Allocation-aware Send Pipeline

MapleCustomEncryption.encryptData(...) and MapleAESOFB.cryptPacketData(...) encrypt directly after the four-byte Maple header. The final packet is allocated once, populated once, and encrypted in place. This removes the temporary payload clone and the final payload copy.

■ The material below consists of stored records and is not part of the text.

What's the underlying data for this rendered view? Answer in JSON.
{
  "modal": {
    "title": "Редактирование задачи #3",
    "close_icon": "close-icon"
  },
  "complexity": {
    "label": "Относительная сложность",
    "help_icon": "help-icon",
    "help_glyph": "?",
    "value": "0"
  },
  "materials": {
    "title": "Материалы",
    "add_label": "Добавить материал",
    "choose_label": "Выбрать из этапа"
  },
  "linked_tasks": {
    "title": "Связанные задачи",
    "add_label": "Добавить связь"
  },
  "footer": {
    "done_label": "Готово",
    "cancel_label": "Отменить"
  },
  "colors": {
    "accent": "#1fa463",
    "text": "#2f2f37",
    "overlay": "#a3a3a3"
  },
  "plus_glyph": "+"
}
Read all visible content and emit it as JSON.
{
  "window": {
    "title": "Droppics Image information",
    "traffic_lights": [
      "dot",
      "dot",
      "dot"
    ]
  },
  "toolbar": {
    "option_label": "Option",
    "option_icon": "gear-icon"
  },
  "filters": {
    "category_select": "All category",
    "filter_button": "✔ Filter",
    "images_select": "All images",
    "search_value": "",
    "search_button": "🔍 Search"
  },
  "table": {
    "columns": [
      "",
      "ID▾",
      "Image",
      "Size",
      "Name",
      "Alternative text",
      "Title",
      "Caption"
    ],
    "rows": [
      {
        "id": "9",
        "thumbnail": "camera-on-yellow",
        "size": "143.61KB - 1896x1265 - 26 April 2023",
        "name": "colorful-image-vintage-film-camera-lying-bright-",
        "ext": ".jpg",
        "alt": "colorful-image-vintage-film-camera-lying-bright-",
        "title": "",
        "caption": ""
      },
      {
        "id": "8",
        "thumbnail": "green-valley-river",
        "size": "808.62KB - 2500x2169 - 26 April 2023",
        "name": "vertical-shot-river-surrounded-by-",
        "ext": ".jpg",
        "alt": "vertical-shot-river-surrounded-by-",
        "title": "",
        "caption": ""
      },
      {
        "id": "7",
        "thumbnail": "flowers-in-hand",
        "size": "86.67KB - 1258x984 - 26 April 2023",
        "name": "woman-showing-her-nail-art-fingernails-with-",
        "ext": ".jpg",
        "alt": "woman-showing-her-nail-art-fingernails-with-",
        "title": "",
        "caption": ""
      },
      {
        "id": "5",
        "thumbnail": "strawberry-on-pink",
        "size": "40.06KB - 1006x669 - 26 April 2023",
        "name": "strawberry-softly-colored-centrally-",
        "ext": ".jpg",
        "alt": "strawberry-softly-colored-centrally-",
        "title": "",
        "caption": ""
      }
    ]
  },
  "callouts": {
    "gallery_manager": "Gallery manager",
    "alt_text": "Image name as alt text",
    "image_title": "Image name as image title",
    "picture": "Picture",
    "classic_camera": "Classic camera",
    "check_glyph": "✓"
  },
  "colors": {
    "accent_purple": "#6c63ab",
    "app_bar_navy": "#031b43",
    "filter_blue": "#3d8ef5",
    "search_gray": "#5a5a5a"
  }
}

byte[] encryptedPacket = aes.encryptPacket(payload);
session.write(IoBuffer.wrap(encryptedPacket));
Mixed send metric Previous pipeline Fused pipeline Change
allocation 4,193.6 bytes/op 2,112.0 bytes/op -49.6%
constrained-heap collections 26 13 -50.0%
constrained-heap GC time 9 ms 4 ms -55.6%
constrained-heap throughput 114,846 ops/s 124,105 ops/s +8.1%

Allocation measurements use ThreadMXBean over 100,000 operations. GC results use 500,000 operations with G1 and a fixed 128 MiB heap. Run them with --allocations and --gc, respectively.

Iteration Results

Throughput is reported in ops/s. Values are the best value per run unless marked as an average. The original baseline could not be timed because decode8 failed correctness verification. The first timed baseline is after the decode8 fix and before performance changes.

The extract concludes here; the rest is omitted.